NUSAKAMBANGAN (Panjimas.com) – Siang itu, Ustadz Abu Bakar Ba’asyir seperti biasanya menyambut para pembesuk di LP Pasir Putih, Nusakambangan, Cilacap dengan hangat.
Lontaran senyuman dari wajahnya seolah menggambarkan dirinya tak memiliki beban, meski ulama sepuh berusia lebih dari 76 tahun itu kini tengah menjalani vonis zalim 15 tahun penjara, karena menyokong i’dad Aceh tahun 2010 lalu.
Putih pakaian yang dikenakannya, bak menggambarkan ketulusan hati sang pionir gerakan Islam yang masih tersisa di Nusantara ini.
Keriput kulitnya itu telah menjadi saksi betapa panjang jalan perjuangannya telah ia tempuh, melintasi rezim yang telah datang silih berganti. Ia tetap istiqomah menapaki jalan jihad, tanpa pernah mundur walau selangkah.
Sayang, Ustadz Abu Bakar Ba’asyir yang dikenal tawadhu’ dan pemaaf itu, tak luput dari terpaan badai fitnah yang kini tengah melanda para aktivis.
Serombangan pembesuk dari Jawa Tengah, mengadukan bagaimana umpatan buruk orang-orang di luar, dilontarkan kepada Ustadz Ba’asyir.
Saat berdiskusi dengan Ustadz Abu Bakar Ba’asyir di teras ruangan dalam LP Pasir Putih -sementara ustadz Ba’asyir sedang memberikan taushiyah- tiba-tiba salah seorang diantara pembesuk nyeletuk, “Afwan Ustadz, apa benar Ustadz sudah pikun?” kata salah seorang pembesuk.
Lebih jauh lagi, para pembesuk itu mengeluhkan bahwa dirinya kerap mendengar bahwa Ustadz Abu Bakar Ba’asyir dikatakan sudah linglung dan plin-plan. Bahkan di luar, yang lebih keji lagi beliau difitnah telah melakukan kedustaan atau berbohong, serta berbagai umpatan kurang ajar lainnya.
Namun bagaimana respon Ustadz Ba’asyir atas fitnah tersebut?

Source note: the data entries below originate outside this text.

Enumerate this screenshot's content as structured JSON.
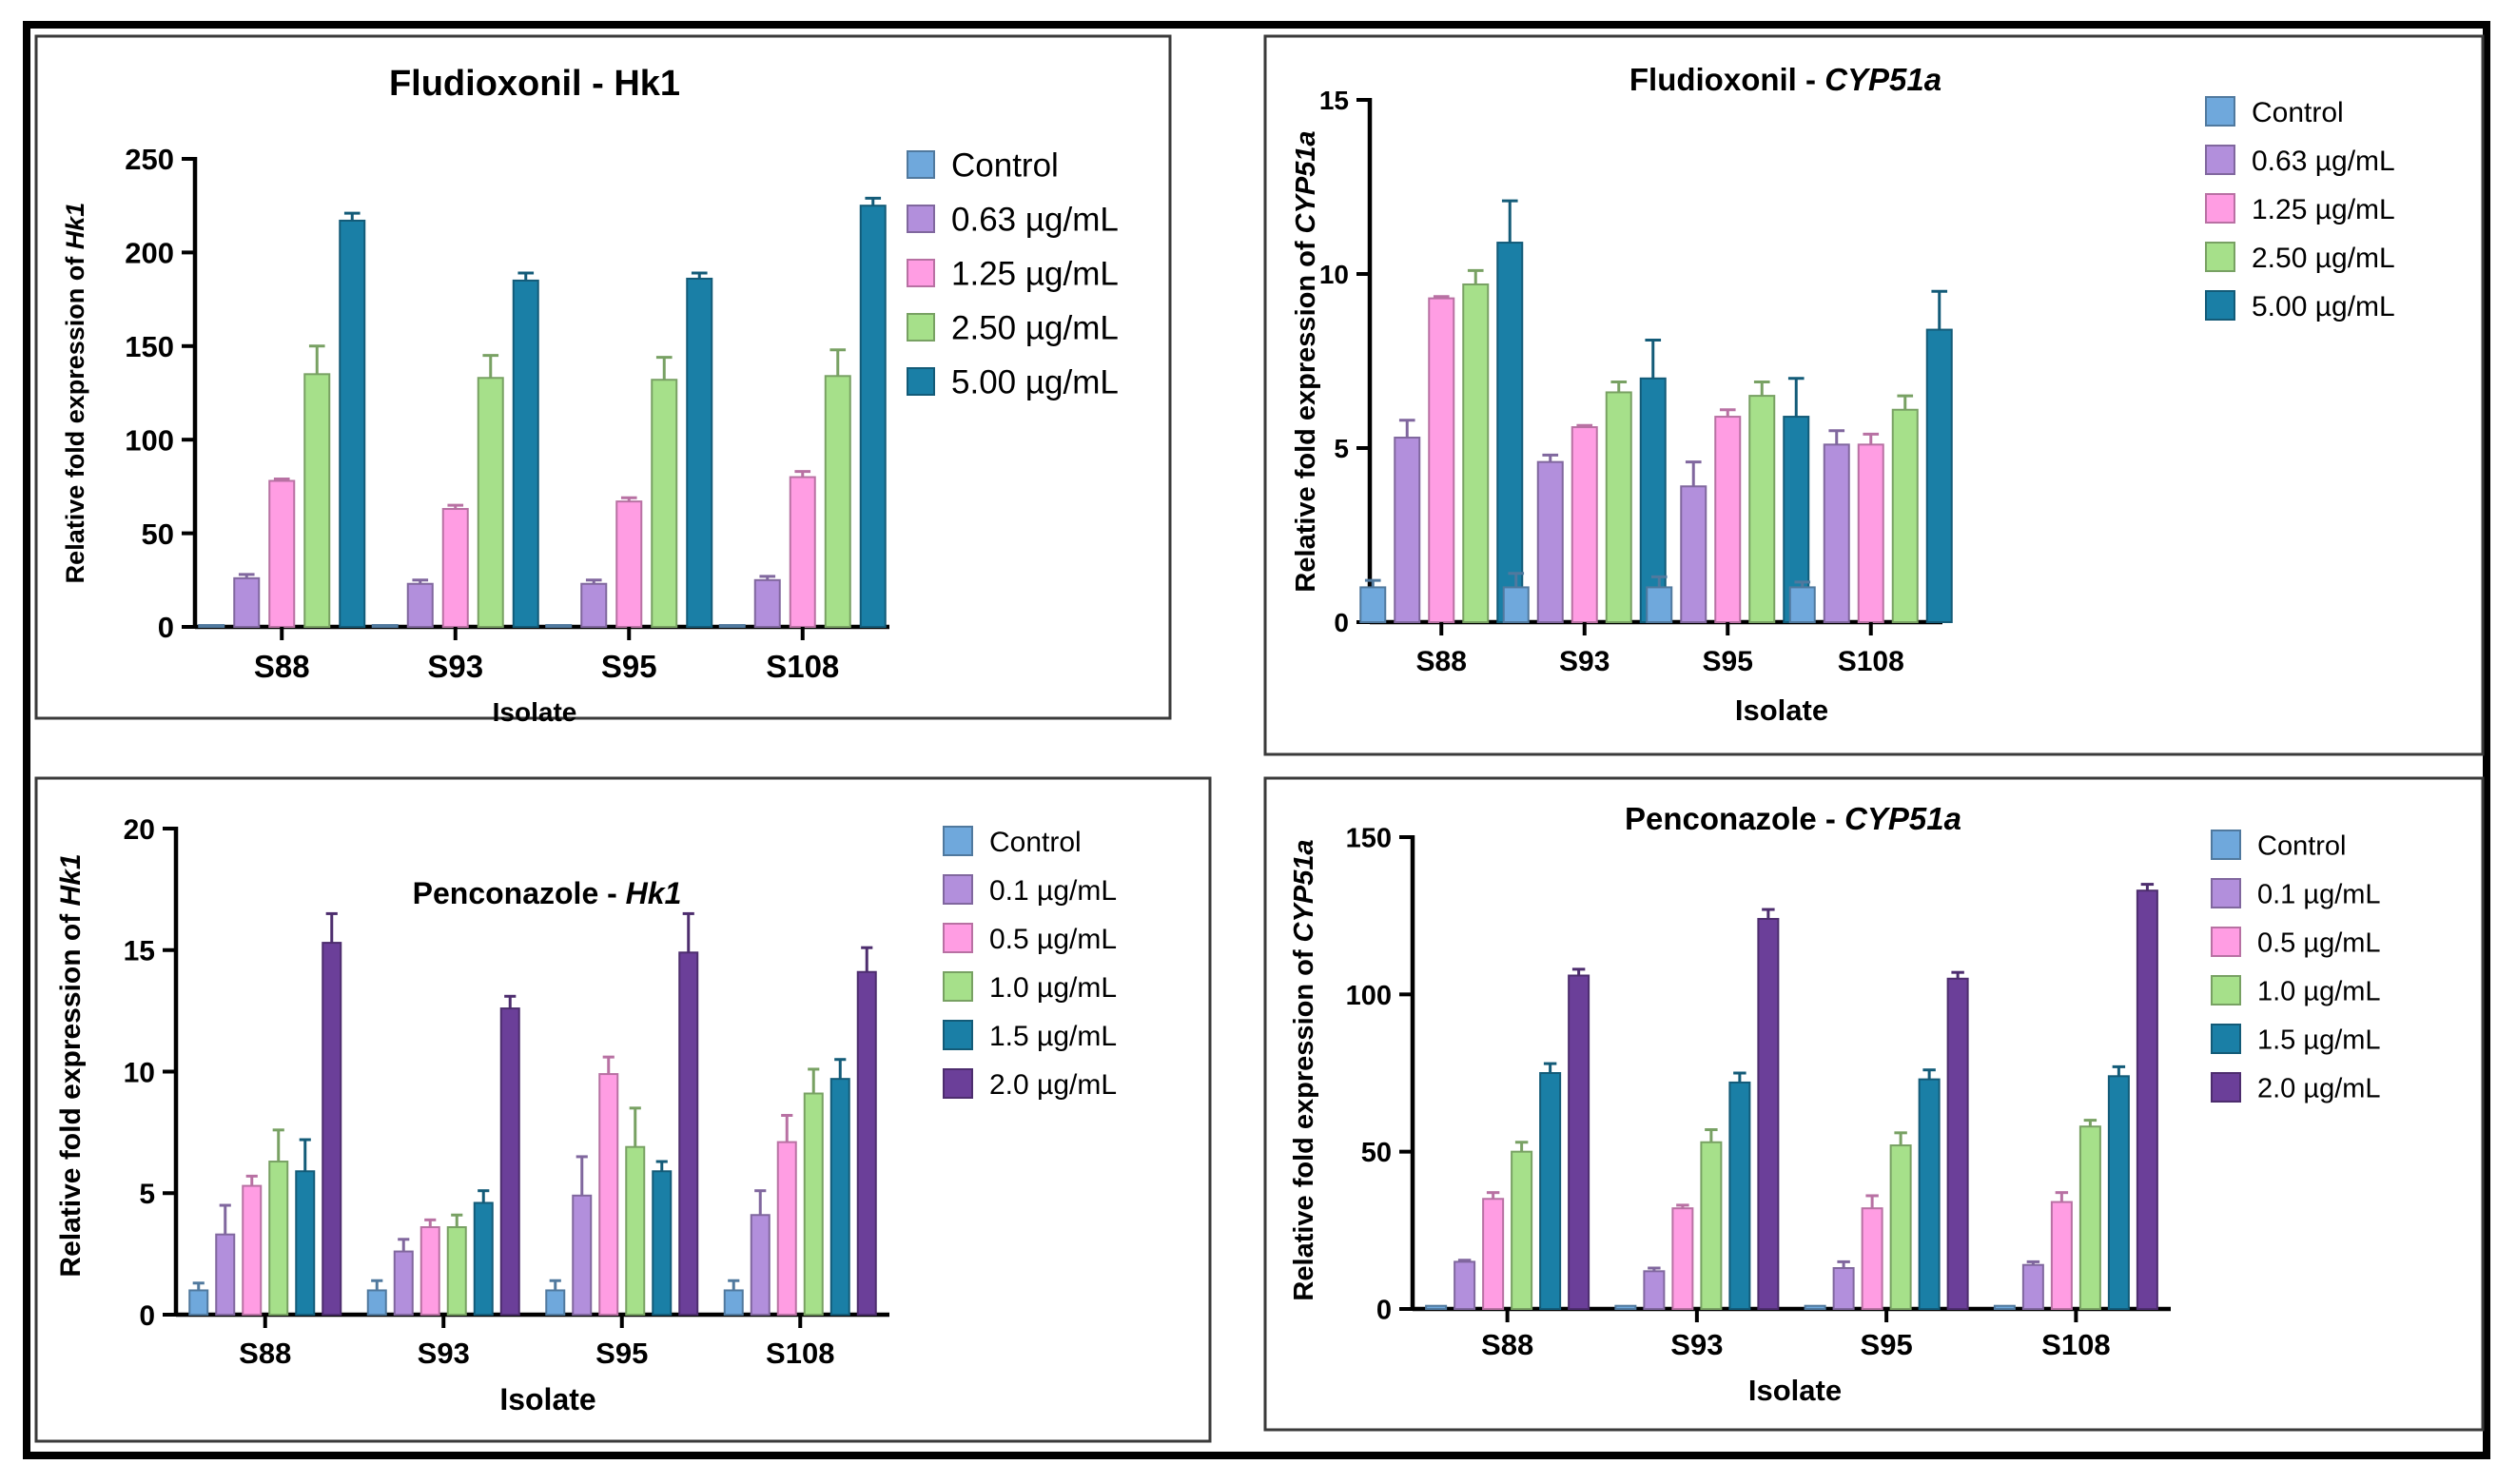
{
  "chart_data": [
    {
      "type": "bar",
      "title": "Fludioxonil - Hk1",
      "title_parts": [
        {
          "text": "Fludioxonil - Hk1",
          "italic": false
        }
      ],
      "xlabel": "Isolate",
      "ylabel_parts": [
        {
          "text": "Relative fold expression of ",
          "italic": false
        },
        {
          "text": "Hk1",
          "italic": true
        }
      ],
      "categories": [
        "S88",
        "S93",
        "S95",
        "S108"
      ],
      "ylim": [
        0,
        250
      ],
      "yticks": [
        0,
        50,
        100,
        150,
        200,
        250
      ],
      "series": [
        {
          "name": "Control",
          "color": "#6fa8dc",
          "values": [
            1,
            1,
            1,
            1
          ],
          "errors": [
            0,
            0,
            0,
            0
          ]
        },
        {
          "name": "0.63 µg/mL",
          "color": "#b28fdc",
          "values": [
            26,
            23,
            23,
            25
          ],
          "errors": [
            2,
            2,
            2,
            2
          ]
        },
        {
          "name": "1.25 µg/mL",
          "color": "#ff9de3",
          "values": [
            78,
            63,
            67,
            80
          ],
          "errors": [
            1,
            2,
            2,
            3
          ]
        },
        {
          "name": "2.50 µg/mL",
          "color": "#a6e08a",
          "values": [
            135,
            133,
            132,
            134
          ],
          "errors": [
            15,
            12,
            12,
            14
          ]
        },
        {
          "name": "5.00 µg/mL",
          "color": "#1a7fa6",
          "values": [
            217,
            185,
            186,
            225
          ],
          "errors": [
            4,
            4,
            3,
            4
          ]
        }
      ]
    },
    {
      "type": "bar",
      "title": "Fludioxonil - CYP51a",
      "title_parts": [
        {
          "text": "Fludioxonil - ",
          "italic": false
        },
        {
          "text": "CYP51a",
          "italic": true
        }
      ],
      "xlabel": "Isolate",
      "ylabel_parts": [
        {
          "text": "Relative fold expression of ",
          "italic": false
        },
        {
          "text": "CYP51a",
          "italic": true
        }
      ],
      "categories": [
        "S88",
        "S93",
        "S95",
        "S108"
      ],
      "ylim": [
        0,
        15
      ],
      "yticks": [
        0,
        5,
        10,
        15
      ],
      "series": [
        {
          "name": "Control",
          "color": "#6fa8dc",
          "values": [
            1.0,
            1.0,
            1.0,
            1.0
          ],
          "errors": [
            0.2,
            0.4,
            0.3,
            0.15
          ]
        },
        {
          "name": "0.63 µg/mL",
          "color": "#b28fdc",
          "values": [
            5.3,
            4.6,
            3.9,
            5.1
          ],
          "errors": [
            0.5,
            0.2,
            0.7,
            0.4
          ]
        },
        {
          "name": "1.25 µg/mL",
          "color": "#ff9de3",
          "values": [
            9.3,
            5.6,
            5.9,
            5.1
          ],
          "errors": [
            0.05,
            0.05,
            0.2,
            0.3
          ]
        },
        {
          "name": "2.50 µg/mL",
          "color": "#a6e08a",
          "values": [
            9.7,
            6.6,
            6.5,
            6.1
          ],
          "errors": [
            0.4,
            0.3,
            0.4,
            0.4
          ]
        },
        {
          "name": "5.00 µg/mL",
          "color": "#1a7fa6",
          "values": [
            10.9,
            7.0,
            5.9,
            8.4
          ],
          "errors": [
            1.2,
            1.1,
            1.1,
            1.1
          ]
        }
      ]
    },
    {
      "type": "bar",
      "title": "Penconazole - Hk1",
      "title_parts": [
        {
          "text": "Penconazole - ",
          "italic": false
        },
        {
          "text": "Hk1",
          "italic": true
        }
      ],
      "xlabel": "Isolate",
      "ylabel_parts": [
        {
          "text": "Relative fold expression of ",
          "italic": false
        },
        {
          "text": "Hk1",
          "italic": true
        }
      ],
      "categories": [
        "S88",
        "S93",
        "S95",
        "S108"
      ],
      "ylim": [
        0,
        20
      ],
      "yticks": [
        0,
        5,
        10,
        15,
        20
      ],
      "series": [
        {
          "name": "Control",
          "color": "#6fa8dc",
          "values": [
            1.0,
            1.0,
            1.0,
            1.0
          ],
          "errors": [
            0.3,
            0.4,
            0.4,
            0.4
          ]
        },
        {
          "name": "0.1 µg/mL",
          "color": "#b28fdc",
          "values": [
            3.3,
            2.6,
            4.9,
            4.1
          ],
          "errors": [
            1.2,
            0.5,
            1.6,
            1.0
          ]
        },
        {
          "name": "0.5 µg/mL",
          "color": "#ff9de3",
          "values": [
            5.3,
            3.6,
            9.9,
            7.1
          ],
          "errors": [
            0.4,
            0.3,
            0.7,
            1.1
          ]
        },
        {
          "name": "1.0 µg/mL",
          "color": "#a6e08a",
          "values": [
            6.3,
            3.6,
            6.9,
            9.1
          ],
          "errors": [
            1.3,
            0.5,
            1.6,
            1.0
          ]
        },
        {
          "name": "1.5 µg/mL",
          "color": "#1a7fa6",
          "values": [
            5.9,
            4.6,
            5.9,
            9.7
          ],
          "errors": [
            1.3,
            0.5,
            0.4,
            0.8
          ]
        },
        {
          "name": "2.0 µg/mL",
          "color": "#6b3f99",
          "values": [
            15.3,
            12.6,
            14.9,
            14.1
          ],
          "errors": [
            1.2,
            0.5,
            1.6,
            1.0
          ]
        }
      ]
    },
    {
      "type": "bar",
      "title": "Penconazole - CYP51a",
      "title_parts": [
        {
          "text": "Penconazole - ",
          "italic": false
        },
        {
          "text": "CYP51a",
          "italic": true
        }
      ],
      "xlabel": "Isolate",
      "ylabel_parts": [
        {
          "text": "Relative fold expression of ",
          "italic": false
        },
        {
          "text": "CYP51a",
          "italic": true
        }
      ],
      "categories": [
        "S88",
        "S93",
        "S95",
        "S108"
      ],
      "ylim": [
        0,
        150
      ],
      "yticks": [
        0,
        50,
        100,
        150
      ],
      "series": [
        {
          "name": "Control",
          "color": "#6fa8dc",
          "values": [
            1,
            1,
            1,
            1
          ],
          "errors": [
            0,
            0,
            0,
            0
          ]
        },
        {
          "name": "0.1 µg/mL",
          "color": "#b28fdc",
          "values": [
            15,
            12,
            13,
            14
          ],
          "errors": [
            0.5,
            1,
            2,
            1
          ]
        },
        {
          "name": "0.5 µg/mL",
          "color": "#ff9de3",
          "values": [
            35,
            32,
            32,
            34
          ],
          "errors": [
            2,
            1,
            4,
            3
          ]
        },
        {
          "name": "1.0 µg/mL",
          "color": "#a6e08a",
          "values": [
            50,
            53,
            52,
            58
          ],
          "errors": [
            3,
            4,
            4,
            2
          ]
        },
        {
          "name": "1.5 µg/mL",
          "color": "#1a7fa6",
          "values": [
            75,
            72,
            73,
            74
          ],
          "errors": [
            3,
            3,
            3,
            3
          ]
        },
        {
          "name": "2.0 µg/mL",
          "color": "#6b3f99",
          "values": [
            106,
            124,
            105,
            133
          ],
          "errors": [
            2,
            3,
            2,
            2
          ]
        }
      ]
    }
  ]
}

Ia justru, tak mau menanggapinya dengan serius, “Saya pikun belum, tetapi muqaddimahnya sudah,” seloroh ustadz Ba’asyir disambut tawa para pembesuk di LP Pasir Putih, Nusakambangan, Cilacap, Jawa Tengah, Kamis (18/9/2014).
Ustadz Ba’asyir menambahkan, “Kalau itu saya akui sajalah, nama-nama ikhwan saja saya suka lupa,” ujarnya dengan tawadhu’, seolah tak mempedulikan hujatan tersebut.
Bahkan, Ustadz Ba’asyir pun meminta maaf dengan tulus jika selama ini dirinya dianggap bersalah, sehingga muncul tudingan seperti disampaikan di atas.
“Kalau saya salah, saya terang-terangan minta maaf. Ndak perlu malu bagi saya,” ucapnya.
Namun, Ustadz Abu Husna yang duduk persis di samping Ustadz Ba’asyir sepertinya tak tega mendengar ulama sepuh itu diperlakukan buruk dengan umpatan-umpatan tak beradab.
“Di sini saya juru bicaranya Ustadz Abu, sekarang saya tanya di antara antum, adakah diantara antum yang shalat malamnya mulai jam 1 malam sampai shubuh? Adakah diantara antum yang puasa sunnahnya, puasa Dawud sampai sekarang? Adakah diantara antum yang baca Al-Qur’annya berjuz-juz setiap hari? Adakah diantara antum yang sampai saat ini masih menulis buku?” tegas Ustadz Abu Husna, hingga membuat rombingan para pembesuk terdiam seribu bahasa.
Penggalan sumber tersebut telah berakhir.